Wow! How many people are Christian in about the same way that Olive Garden is an Italian restaurant? How many churches are Christian in about the same way that Olive Garden is an Italian restaurant, or Taco Bell is a Mexican restaurant, or Colonel Sanders is a southern cooking restaurant?…

A small rural church one time had a major dispute about where the pies should be placed in the kitchen prior to serving them for the annual turkey supper. One woman actually left the church because several newcomers to the church had convinced the rest of the women working in the kitchen that it would be more efficient to put the pies on the counter beside the sink instead of the counter next to the refrigerator.

“It’s not the right way to do it”, she said. “We’ve never done it that way before, and I am not going to be part of doing it that way now. I won’t have any part of that kind of thing. Those new people are going to ruin this church. They don’t know anything. They aren’t even from around here.”

Sound familiar to anyone?

The apostle John came up to Jesus one day. “Jesus”, he said, “We saw someone casting out demons in your name. We tried to stop him because we don’t know who he is; we tried to stop him because he’s not one of us.”

“It’s a fearful thing,” writes Dr. Barclay, “for any person or any church to think that they have a monopoly on salvation.”

And G. Johnstone Jeffrey commented, “See that you do not deny the name of Christian to another because he or she is not wearing your label – denominational, ecclesiastical, or theological.”

Christian tolerance invites us to sit down together and assess our beliefs and doctrines by the kind of people they produce, by what these do for human need, and how really limited our little ideas are in the face of Christian truth. Bare intolerance has no place in Christian thinking for, as Dr. Barclay commented further, “Every person in need has a claim upon us because every person is dear to Christ.”

An old man named Calvin had lived a good life as a farmer for years. One day an evangelist came to the community and asked Calvin what denomination he was.

Calvin answered the question like this: “When my grain gets ready for selling, I can take it to town by any one of three roads – the river road, the dirt road, or the highway. But when I get my grain to town and go to the buyer to sell him what I have, he never asks, ˜Calvin, which road did you take to get your grain to town?’ What he does do is ask me if my grain is any good.”

Is your grain good – the grain of your discipleship? That’s all that really matters. When we get to Heaven we will probably find some Roman Catholics, Baptists, Presbyterians and a whole bunch of other folks. And they’ll be just as surprised to see us as we will to see them.

But we will all belong to just one fellowship. Let’s call it the Fellowship of the Bearers of Cold Water. We will all be people who have lived out our discipleship through acts of kindness to others.

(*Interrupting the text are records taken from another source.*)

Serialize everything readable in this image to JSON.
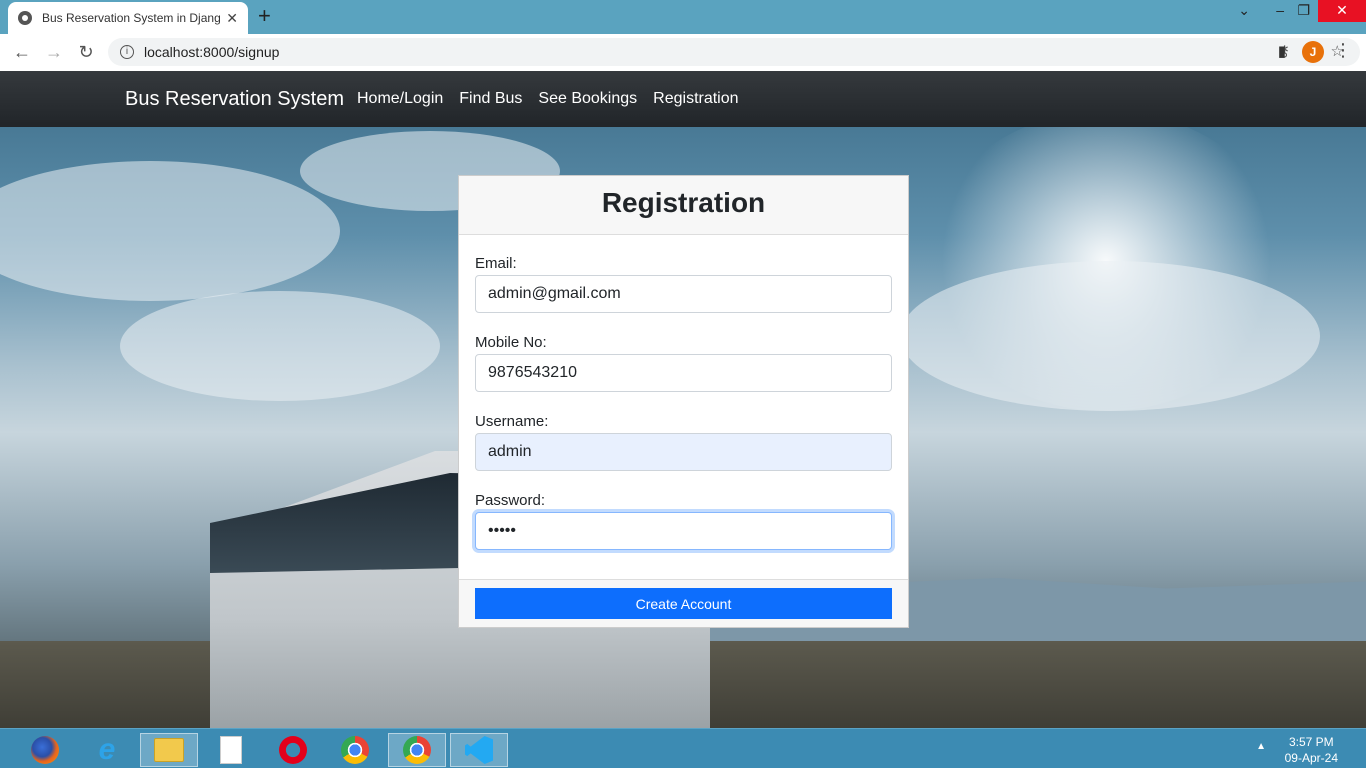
{
  "browser": {
    "tab_title": "Bus Reservation System in Djang",
    "tab_close": "✕",
    "new_tab": "+",
    "url": "localhost:8000/signup",
    "profile_initial": "J",
    "window_controls": {
      "dropdown": "⌄",
      "minimize": "–",
      "restore": "❐",
      "close": "✕"
    }
  },
  "navbar": {
    "brand": "Bus Reservation System",
    "links": [
      "Home/Login",
      "Find Bus",
      "See Bookings",
      "Registration"
    ]
  },
  "form": {
    "title": "Registration",
    "fields": [
      {
        "label": "Email:",
        "value": "admin@gmail.com"
      },
      {
        "label": "Mobile No:",
        "value": "9876543210"
      },
      {
        "label": "Username:",
        "value": "admin"
      },
      {
        "label": "Password:",
        "value": "•••••"
      }
    ],
    "submit_label": "Create Account"
  },
  "taskbar": {
    "time": "3:57 PM",
    "date": "09-Apr-24",
    "apps": [
      "firefox-icon",
      "ie-icon",
      "file-explorer-icon",
      "document-icon",
      "opera-icon",
      "chrome-icon",
      "chrome-active-icon",
      "vscode-icon"
    ]
  },
  "colors": {
    "navbar_bg": "#212529",
    "primary": "#0d6efd",
    "autofill_bg": "#e8f0fe",
    "close_red": "#e81123"
  }
}
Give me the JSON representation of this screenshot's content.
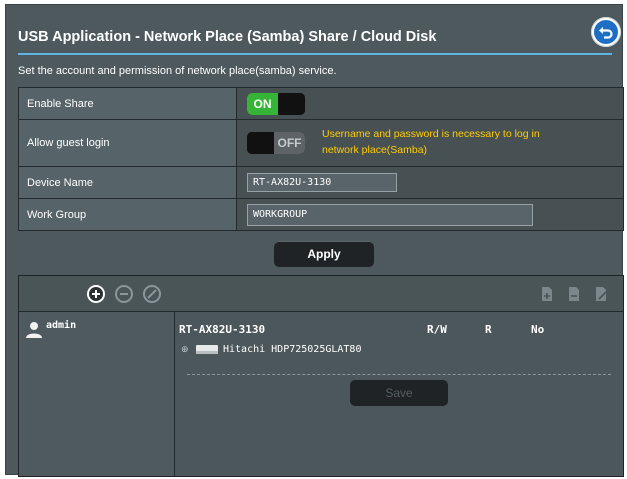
{
  "header": {
    "title": "USB Application - Network Place (Samba) Share / Cloud Disk",
    "back_icon": "back-arrow-icon"
  },
  "description": "Set the account and permission of network place(samba) service.",
  "settings": {
    "enable_share": {
      "label": "Enable Share",
      "state": "ON"
    },
    "allow_guest": {
      "label": "Allow guest login",
      "state": "OFF",
      "hint": "Username and password is necessary to log in network place(Samba)"
    },
    "device_name": {
      "label": "Device Name",
      "value": "RT-AX82U-3130"
    },
    "work_group": {
      "label": "Work Group",
      "value": "WORKGROUP"
    }
  },
  "apply_label": "Apply",
  "share_panel": {
    "toolbar_icons": [
      "add-user-icon",
      "remove-user-icon",
      "edit-user-icon",
      "add-folder-icon",
      "delete-folder-icon",
      "modify-folder-icon"
    ],
    "user": "admin",
    "device": "RT-AX82U-3130",
    "perm_headers": [
      "R/W",
      "R",
      "No"
    ],
    "disk": "Hitachi HDP725025GLAT80",
    "save_label": "Save"
  },
  "colors": {
    "panel_bg": "#4d595d",
    "accent_line": "#60b4e4",
    "switch_on": "#36b435",
    "hint": "#ffcc00",
    "back_button": "#1d6fc6"
  }
}
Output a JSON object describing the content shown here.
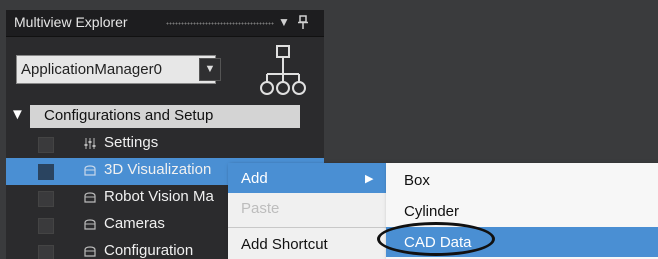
{
  "explorer": {
    "title": "Multiview Explorer",
    "dropdown_icon": "triangle-down",
    "pin_icon": "pin",
    "device_select": {
      "value": "ApplicationManager0"
    },
    "config_section": {
      "label": "Configurations and Setup"
    },
    "items": [
      {
        "label": "Settings",
        "icon": "sliders-icon"
      },
      {
        "label": "3D Visualization",
        "icon": "folder-icon"
      },
      {
        "label": "Robot Vision Ma",
        "icon": "folder-icon"
      },
      {
        "label": "Cameras",
        "icon": "folder-icon"
      },
      {
        "label": "Configuration",
        "icon": "folder-icon"
      }
    ]
  },
  "context_menu": {
    "items": [
      {
        "label": "Add",
        "has_submenu": true
      },
      {
        "label": "Paste",
        "disabled": true
      },
      {
        "label": "Add Shortcut"
      }
    ]
  },
  "submenu": {
    "items": [
      {
        "label": "Box"
      },
      {
        "label": "Cylinder"
      },
      {
        "label": "CAD Data"
      }
    ]
  },
  "colors": {
    "selection": "#4a8fd3",
    "panel": "#2b2b2d",
    "menu": "#f0f0f0"
  }
}
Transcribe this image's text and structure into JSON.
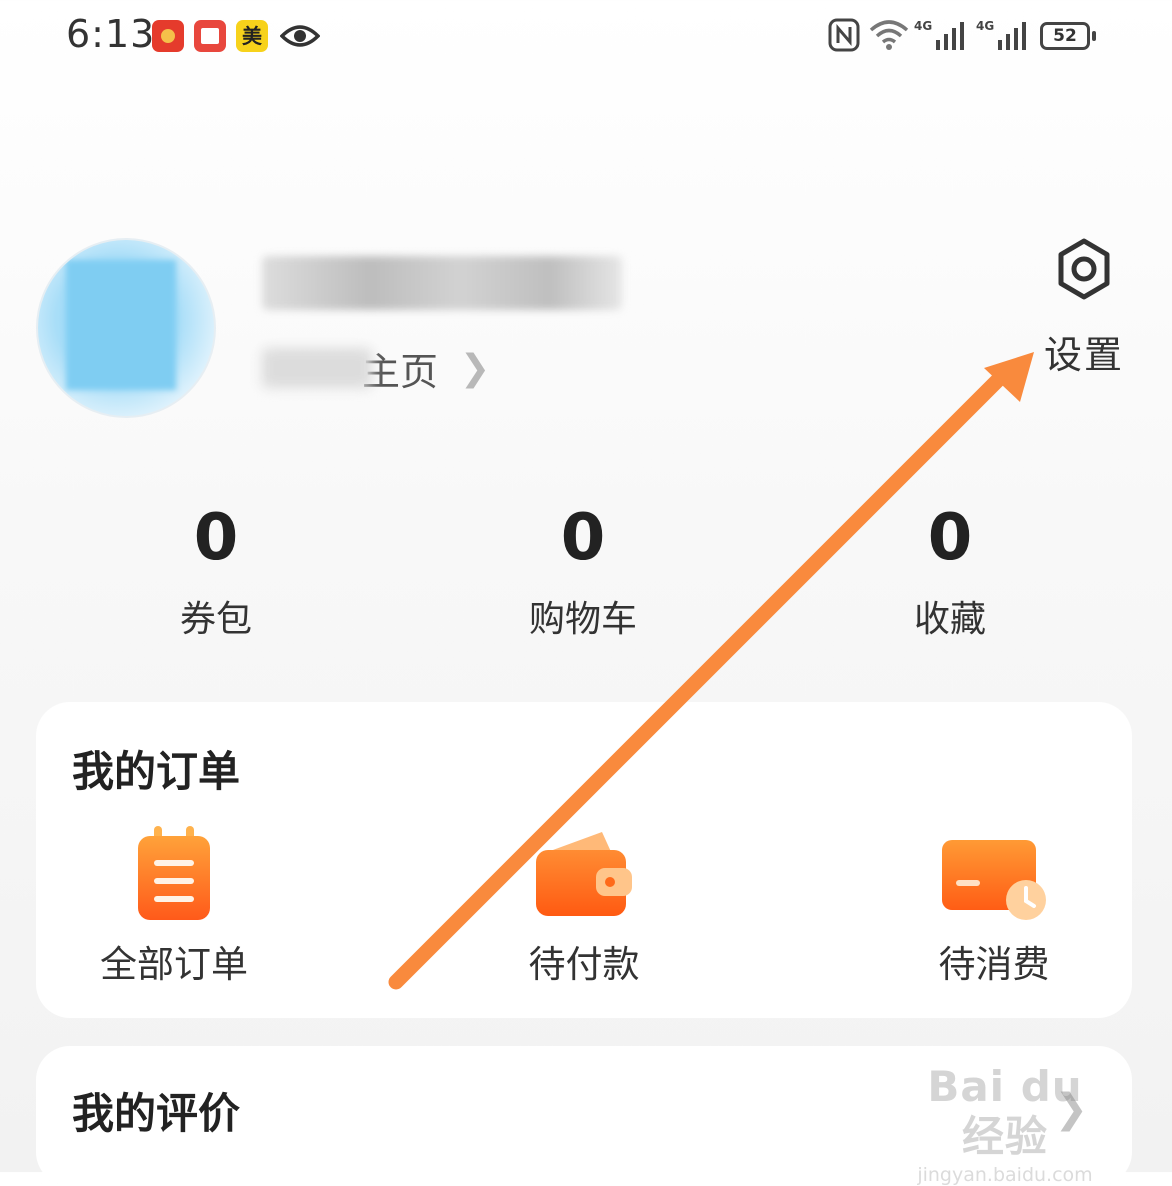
{
  "status_bar": {
    "time": "6:13",
    "notification_icons": [
      "red-packet-icon",
      "book-app-icon",
      "meituan-icon",
      "eye-icon"
    ],
    "meituan_glyph": "美",
    "network_label_1": "4G",
    "network_label_2": "4G",
    "battery": "52"
  },
  "profile": {
    "homepage_label": "主页",
    "settings_label": "设置"
  },
  "stats": [
    {
      "value": "0",
      "label": "券包"
    },
    {
      "value": "0",
      "label": "购物车"
    },
    {
      "value": "0",
      "label": "收藏"
    }
  ],
  "orders": {
    "title": "我的订单",
    "items": [
      {
        "label": "全部订单",
        "icon": "order-list-icon"
      },
      {
        "label": "待付款",
        "icon": "wallet-icon"
      },
      {
        "label": "待消费",
        "icon": "card-clock-icon"
      }
    ]
  },
  "reviews": {
    "title": "我的评价"
  },
  "watermark": {
    "logo": "Bai du 经验",
    "url": "jingyan.baidu.com"
  },
  "colors": {
    "accent_orange": "#ff6a1a",
    "arrow_orange": "#f98a3d"
  }
}
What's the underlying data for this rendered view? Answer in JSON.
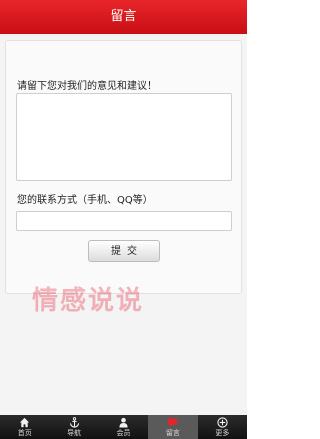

There is a time-honored story about a pastor who was supposedly a great lover of children. One day he looked at the sidewalk leading up to his house that had been freshly poured. Some youngsters were playing in it and leaving footprints in the fresh cement. He rushed out and yelled at the children.

Someone said to him; “Well pastor, we thought you liked children.”

He said, “Yes, I love them in the abstract but not in the concrete.”

Our world is looking for concrete demonstrations of Christian love in action.

Have a great weekend!

David Grousnick, is the Pastor at the First Christian Church in Artesia.